The special servicing rate for CMBS 2.0+ notes saw an increase of 13 basis points, clocking in at 1.6 percent. In terms of the outstanding balance of these loans, the total increased by $795.70 million to $7.84 billion in March. In the legacy CMBS universe, the overall special servicing rates saw a modest increase of one basis point, coming in at 43.3 percent this month. Additionally, the total outstanding balance of these loans declined to $6.27 billion last month from $6.36 billion in February.

The number of loans newly transferred to special servicing also increased this month, with a total of 29 loans sent to special servicing in comparison to 15 the month before. Together, these loans hold an outstanding balance of $945.75 million. Most of the new specially serviced loans are in the retail sector accounting for over half of the total specially serviced balance this month. 

—Posted on Apr. 24, 2020


Source: Trepp
Source: Trepp

The Trepp Special Servicing rate came in at 2.7 percent in February, a decline of four basis points from the previous month. All property types excluding the lodging sector saw a decline in their special servicing rates. The special servicing rate for CMBS 2.0+ notes saw a modest increase of three basis points. This was mainly on account of a 10 and seven basis points spike in the lodging and retail special servicing rates respectively.

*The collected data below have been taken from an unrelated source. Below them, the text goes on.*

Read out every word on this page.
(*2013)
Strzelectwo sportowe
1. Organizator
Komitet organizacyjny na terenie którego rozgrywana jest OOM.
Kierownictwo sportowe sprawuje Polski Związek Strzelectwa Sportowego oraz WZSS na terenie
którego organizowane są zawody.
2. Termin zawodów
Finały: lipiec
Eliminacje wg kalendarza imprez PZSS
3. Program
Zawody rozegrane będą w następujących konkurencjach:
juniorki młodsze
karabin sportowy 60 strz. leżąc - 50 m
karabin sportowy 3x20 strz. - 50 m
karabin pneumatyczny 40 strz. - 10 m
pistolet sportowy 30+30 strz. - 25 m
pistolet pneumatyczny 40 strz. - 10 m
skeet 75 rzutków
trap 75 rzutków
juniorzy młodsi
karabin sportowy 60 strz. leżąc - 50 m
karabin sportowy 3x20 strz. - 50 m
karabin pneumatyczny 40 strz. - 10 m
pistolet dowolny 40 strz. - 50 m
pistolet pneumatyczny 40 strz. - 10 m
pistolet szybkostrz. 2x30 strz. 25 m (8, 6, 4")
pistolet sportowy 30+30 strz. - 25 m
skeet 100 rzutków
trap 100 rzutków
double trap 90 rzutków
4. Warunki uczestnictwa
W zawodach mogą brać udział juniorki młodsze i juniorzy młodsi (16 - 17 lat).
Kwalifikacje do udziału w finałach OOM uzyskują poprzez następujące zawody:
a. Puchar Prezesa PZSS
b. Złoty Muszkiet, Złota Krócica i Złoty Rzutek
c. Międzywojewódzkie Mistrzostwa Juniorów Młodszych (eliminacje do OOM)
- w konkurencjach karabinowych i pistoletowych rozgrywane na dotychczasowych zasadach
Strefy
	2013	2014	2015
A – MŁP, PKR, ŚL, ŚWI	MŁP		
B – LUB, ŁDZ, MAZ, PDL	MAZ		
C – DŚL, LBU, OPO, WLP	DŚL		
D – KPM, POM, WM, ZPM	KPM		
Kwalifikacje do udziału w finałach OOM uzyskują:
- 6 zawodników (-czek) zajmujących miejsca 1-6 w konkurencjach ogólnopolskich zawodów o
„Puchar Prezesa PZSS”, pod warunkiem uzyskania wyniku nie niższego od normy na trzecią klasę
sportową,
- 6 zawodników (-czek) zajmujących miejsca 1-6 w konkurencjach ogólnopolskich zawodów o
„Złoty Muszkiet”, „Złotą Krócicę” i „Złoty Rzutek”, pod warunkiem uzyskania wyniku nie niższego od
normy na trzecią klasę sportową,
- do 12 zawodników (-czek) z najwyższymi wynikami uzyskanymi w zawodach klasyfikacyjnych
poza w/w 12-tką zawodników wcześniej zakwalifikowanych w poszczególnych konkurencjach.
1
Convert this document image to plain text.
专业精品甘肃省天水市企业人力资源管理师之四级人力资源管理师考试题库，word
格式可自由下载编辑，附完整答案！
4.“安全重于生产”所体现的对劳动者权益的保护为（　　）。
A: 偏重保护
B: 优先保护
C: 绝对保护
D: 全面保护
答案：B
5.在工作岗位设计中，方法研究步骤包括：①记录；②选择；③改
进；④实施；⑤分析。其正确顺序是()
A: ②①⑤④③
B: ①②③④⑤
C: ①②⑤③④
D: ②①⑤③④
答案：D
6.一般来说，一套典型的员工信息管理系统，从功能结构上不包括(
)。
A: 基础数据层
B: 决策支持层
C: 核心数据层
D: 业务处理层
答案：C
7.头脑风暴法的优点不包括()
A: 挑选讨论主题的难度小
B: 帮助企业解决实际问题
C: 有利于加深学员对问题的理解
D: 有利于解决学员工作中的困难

In the legacy CMBS universe, the overall special servicing rates witnessed a drop of 74 basis points, coming in at 43.3 percent this month. The number of loans newly transferred to special servicing saw a decline this month, with a total of 15 loans sent to special servicing in comparison to 25 the month before. Together, these loans hold an outstanding balance of $304.5 million. The majority of the new specially serviced loans are in the retail and lodging sector, accounting for 78.2 percent of the total outstanding balance.

—Posted on Mar. 26, 2020


Source: Trepp

The Trepp Special Servicing rate came in at 2.8 percent in January, a decline of 14 basis points from the previous month. All property types saw a decline in their special servicing rates, with the multifamily sector seeing the largest drop of 32 basis points.

The special servicing rate for CMBS 2.0+ notes saw an increase of five basis points. This was mainly on account of a 31 basis points spike in the retail special servicing rates. In the legacy CMBS universe, the overall special servicing rates witnessed a drastic drop of 349 basis points, coming in at 44.0 percent this month. This was due to significant declines in multifamily, retail and lodging rates.

The number of loans newly transferred to special servicing rose this month, with a total of 25 loans sent to special servicing in comparison to 14 the month before. Together, these loans hold an outstanding balance of $475.1 million. The majority of the new specially serviced loans are in the retail sector, accounting for 65.4 percent of the total outstanding balance respectively.